We should demand better of our leaders.

Jim Crow laws were created in 1865 to disenfranchise and remove the political and economic gains of Black voters in the South. Blacks were given literacy tests, and voting was restricted to property owners. Organizers also turned their backs on the violence – real or threatened – at the polls, as well as periodically purging voting rolls, which instantly stripped the registration of many Black voters. Former prisoners were banned from voting and some states charged a poll tax. Since Blacks were arrested disproportionately to whites in the late 1860s and in the 1900s, and many couldn’t afford to pay $25-$50 for the right to vote, it was another way to keep Blacks from voting.

America finally came to its senses with the Voting Rights Act in 1965. It allowed all registered voters, regardless of race, to cast a ballot.

Asking voters to provide an identification, either at the poll or with a mail-in ballot request, doesn’t remotely compare to the atrocities of Jim Crow. It’s a lie. Identification and bottled water have nothing to do with race.

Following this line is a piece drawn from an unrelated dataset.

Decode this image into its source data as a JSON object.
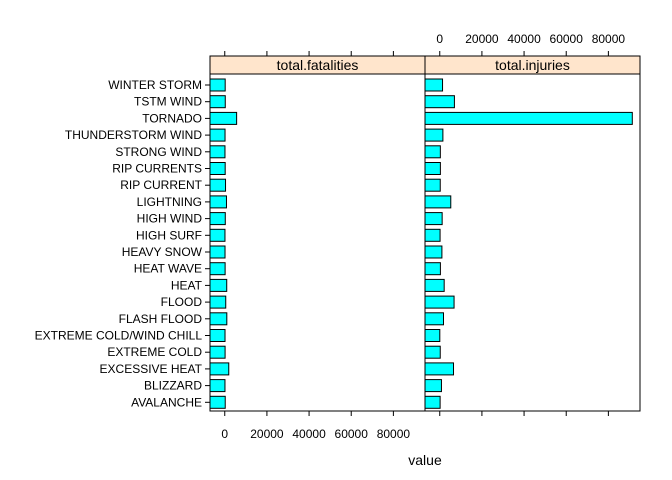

And others, including leading publications with liberal agendas, agree.

USA Today’s editorial board wrote this week “No, Georgia’s new election law is not Jim Crow on steroids.” The Washington Post, one of the most-favorable newspapers for the Democrat Party, gave Biden four “Pinocchio’s” – it’s highest claim of dishonesty – for his inexcusable description of Georgia’s new laws.

Major League Baseball moved its All-Star game away from Atlanta as a protest, and the organization moved the mid-summer classic to Denver, where they oddly enough require voter identification. Also, in an effort to prevent fraud, fans who buy their baseball tickets at MLB.com are required to show an ID to pick up their tickets. Read that again and let it soak in.

Delta announced its opposition to the law, although that company requires riders to provide identification to board one of its airplanes. Delta needs an ID to get from Point A to Point B. Georgia wants to see an ID from voters who will decide the direction of a city, county, state and nation.

What’s apparently clear is the few who are making the most noise about the voting laws are the ones who haven’t read it. Misleading facts on the contrary are either dishonest or ignorant.

As a country, we can’t afford either.